The doctor disappeared down the hall. Jess looked at her husband, searching for compassion. But the look on his face was only one of smug satisfaction.
Susan
Mark, sit down, I’d like to talk to you,” Susan said.
“I’m not hungry. I’ll grab a McMuffin at the mall.”
“This isn’t about food. It’s more important.”
“Are you going to get on me about Dad again?”
“What about your father?”
“That I like him, and it pisses you off.”
“Mark, please don’t use that kind of language. And no, this isn’t about your father.”
He flipped the chair around backward and sat at the table. “So if it’s not about Dad, this must be the annual
‘You’re a smart boy, Mark. I expect you to do well in school this year’ lecture. Don’t worry, Mom. Everything’s cool.” Under his breath he added, “Except for physics. Dr. Johnson’s a jerk.”
Susan shook her head. “This isn’t a lecture.” She knew there was no longer the need to preach about school to her son. He had inherited his father’s keen analytical intelligence, and when he put his mind to it, good grades came easily to him. One point for Lawrence, she thought.
“I want to talk to you about me.”
Mark laughed. “About you? What about you? You going through menopause or something?”
Susan was always surprised at how much the kids today knew. “Not yet.” She smiled and sat down beside him. Since Jess had left less than twenty-four hours ago, Susan had drunk countless mugs of tea and thought of little else but the reunion. But before she could come to any decision, there was one thing she knew she must do: She had to talk to Mark. She had spent all day Friday trying to form the right words to tell him about the baby she’d given up. She’d thought she was prepared. Now the queasiness in her stomach told Susan she wasn’t so sure. The fact that Mark wasn’t too pleased with his mother right now might make her timing all wrong, but it was something she had to do. In fact, it was something she’d meant to do a long time ago.
“Don’t tell me. You’re going to marry Bert Hayden.”
“No. But what I’m about to tell you is pretty serious.”
A somber look swept across his young face. “Are you sick?”
She reached over and touched his hand. “No. Oh, God no, it’s nothing like that.”

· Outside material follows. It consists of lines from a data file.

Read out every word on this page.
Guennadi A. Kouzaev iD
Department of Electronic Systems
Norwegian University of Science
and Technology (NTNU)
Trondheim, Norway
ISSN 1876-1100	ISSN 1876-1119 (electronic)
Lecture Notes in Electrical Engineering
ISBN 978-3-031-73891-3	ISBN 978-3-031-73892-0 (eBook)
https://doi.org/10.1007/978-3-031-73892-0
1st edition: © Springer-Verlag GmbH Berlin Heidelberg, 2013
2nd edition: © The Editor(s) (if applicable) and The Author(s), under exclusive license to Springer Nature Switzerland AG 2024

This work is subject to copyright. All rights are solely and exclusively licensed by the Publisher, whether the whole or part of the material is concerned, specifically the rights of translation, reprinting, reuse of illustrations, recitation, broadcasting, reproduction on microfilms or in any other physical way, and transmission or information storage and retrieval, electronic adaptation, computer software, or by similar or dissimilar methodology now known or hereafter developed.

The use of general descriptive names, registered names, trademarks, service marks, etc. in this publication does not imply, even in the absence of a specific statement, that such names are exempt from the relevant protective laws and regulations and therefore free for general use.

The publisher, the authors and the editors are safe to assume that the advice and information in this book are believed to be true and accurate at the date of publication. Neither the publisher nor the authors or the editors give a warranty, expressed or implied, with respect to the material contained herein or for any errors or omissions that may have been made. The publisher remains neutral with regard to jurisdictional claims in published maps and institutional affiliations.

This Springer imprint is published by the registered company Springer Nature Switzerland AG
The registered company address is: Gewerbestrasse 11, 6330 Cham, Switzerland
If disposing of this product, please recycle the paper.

He pulled his hand away. “Oh.”
“It’s about something that happened to me a long, long time ago. Long before you were born, long before I met”—she half choked on the word—“your father.”
“Oh, I get it. Some old boyfriend has come out of hiding.”
“No. Not that.”
“Well, what then? And this better be quick. I’ve got to meet the guys.”
Mark spent more time in the video arcade at the mall than he did at home lately. But rather than call him on it, Susan dismissed it. This was no time to provoke her son. She needed his understanding and support.
“I did have a boyfriend before I met your father,” Susan began. “It was when I was in college. His name was David.”
“Was he a hippie too?”
“Yes,” Susan said, setting her lips straight. “I’m sure your father would have called him that.”